Capítulo 3

Demorou onze dias para a segunda vez.

Eu sabia que viria, do mesmo jeito que a gente sabe que uma conta vai vencer. A única dúvida era a data. Naqueles onze dias eu tinha mandado Theo dormir na casa da minha avó em duas noites, com a desculpa de que minha mãe estava com saudade e que o menino adorava a horta. Gustavo nem reparou. Homens que estão ocupados escondendo uma vida não contam as ausências da outra.

Na décima primeira noite, ele chegou com cheiro de uísque e com uma raiva que não tinha endereço.

Theo estava em casa naquela noite. Esse é o detalhe que eu carrego com mais cuidado do que carreguei a prova: ele estava em casa.

Quando ouvi a chave raspando a fechadura do jeito errado, eu já estava de pé. Peguei o Theo no colo, ainda meio dormindo, e o levei para o quarto dos fundos, o antigo escritório, que tinha uma porta de verdade e uma chave que funcionava. Liguei o ventilador no máximo, não pelo calor, mas pelo barulho. Coloquei os fones de ouvido pequenos nele, aqueles com o desenho de dinossauro, e botei o vídeo dos carrinhos que ele assistia em loop.

— Fica aqui, meu amor. A mamãe vai resolver uma coisa de adulto e já volta. Se você ouvir um barulho, é a televisão da sala, tá? É só a televisão.

Ele balançou a cabeça, os olhos já fechando de novo. Eu tranquei a porta por fora e guardei a chave no bolso.

Foi só então que eu fui receber o meu marido.

Não vou contar essa parte. Quem precisa que eu conte essa parte para acreditar em mim é a mesma pessoa que perguntaria à planilha por que ela não fecha. O que eu preciso que se saiba é o seguinte: o ventilador funcionou. A porta funcionou. Os dinossauros funcionaram. Theo não viu. Theo não ouviu.
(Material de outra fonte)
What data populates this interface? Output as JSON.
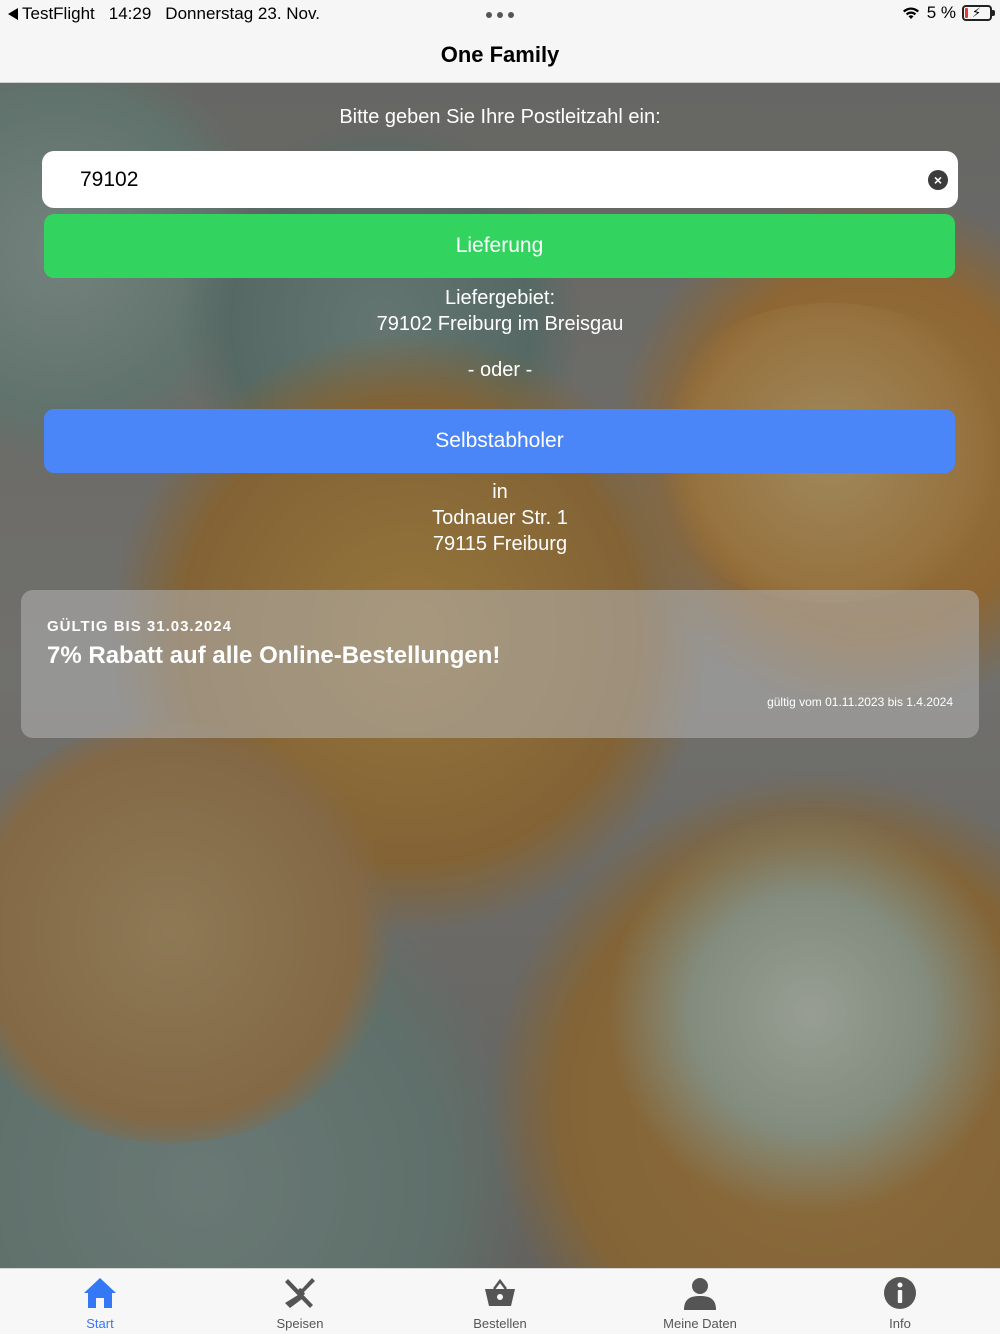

Eu verifiquei isso depois, com a calma de quem confere um saldo, perguntando a ele de manhã se tinha dormido bem, e ele me respondeu que sim, que tinha sonhado com um trator. Trator. Eu repeti a palavra para mim mesma o dia inteiro como se fosse uma oração.

Quando acabou, e Gustavo desabou no sofá no sono pesado dos que confundem violência com cansaço, eu fiz o de sempre.

Fotografei. Dessa vez foi o braço e a lateral da costela. Datei. Mas não bastava fotografar. Fernanda tinha me ensinado isso na segunda ligação, com a paciência de quem ensina uma criança a atravessar a rua: a prova só serve se a forma como você a guardou também sobreviver a um advogado do outro lado.

— Foto no celular qualquer advogado derruba — ela tinha dito. — Diz que você editou, que mudou a data, que forjou. Você precisa de uma corrente que ninguém quebre. Então escuta o que você vai fazer toda vez.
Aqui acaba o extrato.